His photograph was on a lot of front pages, in the thick of things.
“I’ve a right to protest but, if you look at the footage, I was trying, in fact, to help the gardaí,” explained the outgoing deputy for Dublin South Central. “If the garda had’ve calmed himself down we would not have had those pictures.”
But was Ó Snodaigh not in the vanguard of the people who pushed through the gates?
“They were open.”
He added he was trying to make sure people didn’t go through and this was borne out by video footage.
Helen McCormack, who is running for Sinn Féin in Dublin North East, said the gardaí had used “unnecessary due force” in restraining what was “a peaceful protest” when “20 or so people walked through”.
There was no law against them doing this.

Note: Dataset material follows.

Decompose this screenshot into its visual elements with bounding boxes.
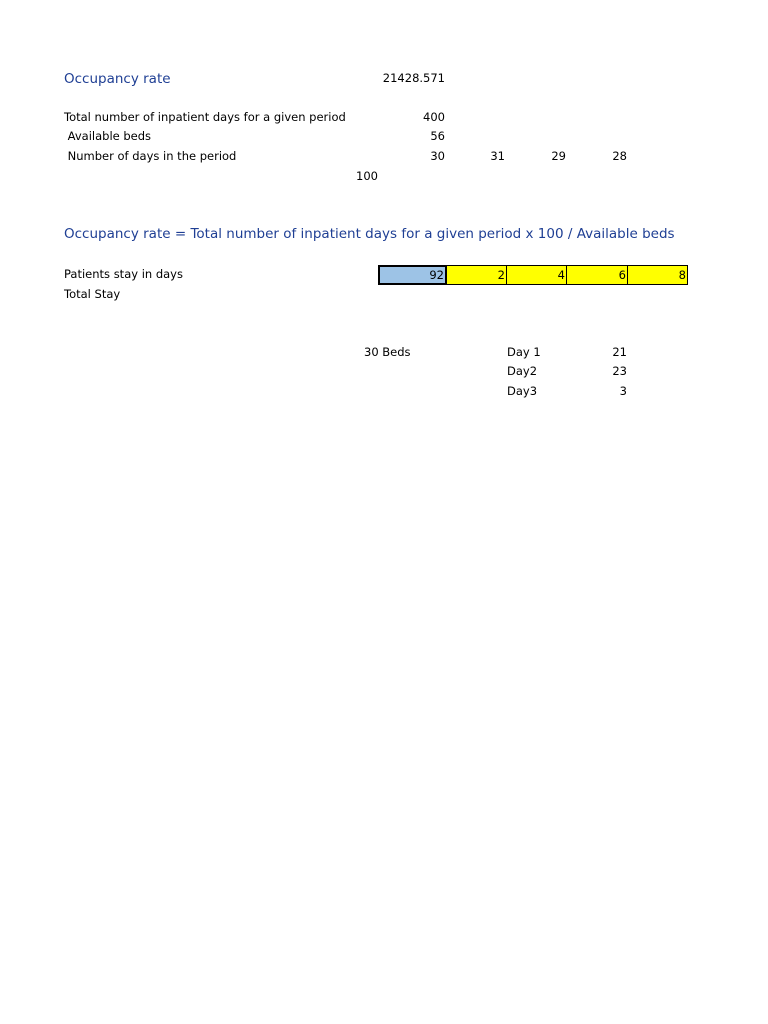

Also present was veteran republican Larry O’Toole, who is a candidate in Dublin North East. The hardworking Larry is a popular figure around the constituency and this will be his fifth attempt to win a seat in Dáil Éireann.
“I think we’ll make the breakthrough this time,” he tells us. He might well be right, this time.
You’d miss Christy Burke, though. Sinn Féin stalwart Christy, a solid vote-getter in Dublin Central, left the mother ship in 2009 and is now running as an Independent. Mary Lou McDonald has taken his place.
Burke, meanwhile, missed out on the first week of the election campaign because he booked a holiday before the date was set.
A Sinn Féin activist at yesterday’s launch let slip some detail.
“Christy missed the first week of the election because he was off on a cruise. Only got back yesterday. He’s the colour of mahogany, so he is.”
What’s the betting it won’t be the last time that little bit of gossip is let slip on the doors in certain areas of Dublin Central?